İSTANBUL – Türkiye’nin dört bir yanından büyük bir coşkuyla “Büyük Kadın Mitingi”ne katılan binlerce kadın “İstanbul Sözleşmesi’nden vazgeçmiyoruz” dedi.
İstanbul Sözleşmesi’nin yürürlükten kalkacağı 1 Temmuz öncesi, Eşitlik İçin Kadın Platformu’nun (EŞİK) çağrısıyla Maltepe Etkinlik Alanı’nda bir araya gelen kadınlar, “Büyük Kadın Mitingi” düzenledi. Yeni Demokrat Kadın da mitinge “İstanbul Sözleşmesi’ni direnerek kazandık, vazgeçmiyoruz” şiarlı pankart ile katıldı.

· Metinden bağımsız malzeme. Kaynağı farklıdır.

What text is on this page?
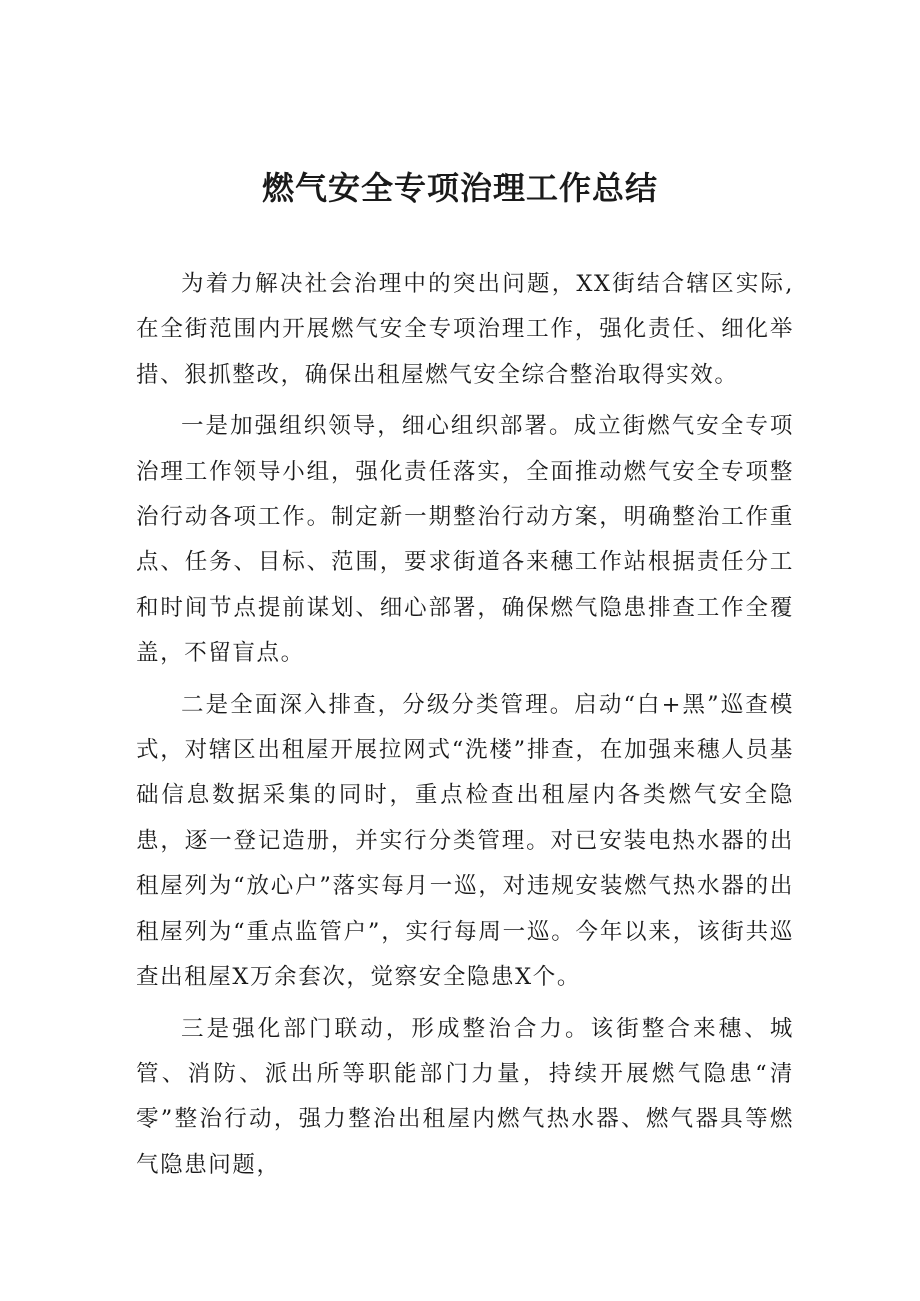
燃气安全专项治理工作总结

为着力解决社会治理中的突出问题，XX街结合辖区实际,在全街范围内开展燃气安全专项治理工作，强化责任、细化举措、狠抓整改，确保出租屋燃气安全综合整治取得实效。

一是加强组织领导，细心组织部署。成立街燃气安全专项治理工作领导小组，强化责任落实，全面推动燃气安全专项整治行动各项工作。制定新一期整治行动方案，明确整治工作重点、任务、目标、范围，要求街道各来穗工作站根据责任分工和时间节点提前谋划、细心部署，确保燃气隐患排查工作全覆盖，不留盲点。

二是全面深入排查，分级分类管理。启动“白+黑”巡查模式，对辖区出租屋开展拉网式“洗楼”排查，在加强来穗人员基础信息数据采集的同时，重点检查出租屋内各类燃气安全隐患，逐一登记造册，并实行分类管理。对已安装电热水器的出租屋列为“放心户”落实每月一巡，对违规安装燃气热水器的出租屋列为“重点监管户”，实行每周一巡。今年以来，该街共巡查出租屋X万余套次，觉察安全隐患X个。

三是强化部门联动，形成整治合力。该街整合来穗、城管、消防、派出所等职能部门力量，持续开展燃气隐患“清零”整治行动，强力整治出租屋内燃气热水器、燃气器具等燃气隐患问题，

“İstanbul Sözleşmesinden Vazgeçmiyoruz” şiarıyla gerçekleştirilen mitinge Türkiye’nin birçok yerinden binlerce kadın katılım sağladı. Kortejler halinde alana giriş yapan kadınlar, “Asla yalnız yürümeyeceksin”, “Kadınlar yaşasın çocuklar gülsün”, “AKP elini sözleşmeden çek”, “Kadınlar için 6284”, “İstanbul Sözleşmesinden vazgeçmiyoruz”, “Direne direne kazanacağız” sloganlarını atarak İstanbul Sözleşmesi ile ilgili döviz ve pankartlarını taşıdı. Alana girişte, gökkuşağı bayraklarına polis engel çıkardı.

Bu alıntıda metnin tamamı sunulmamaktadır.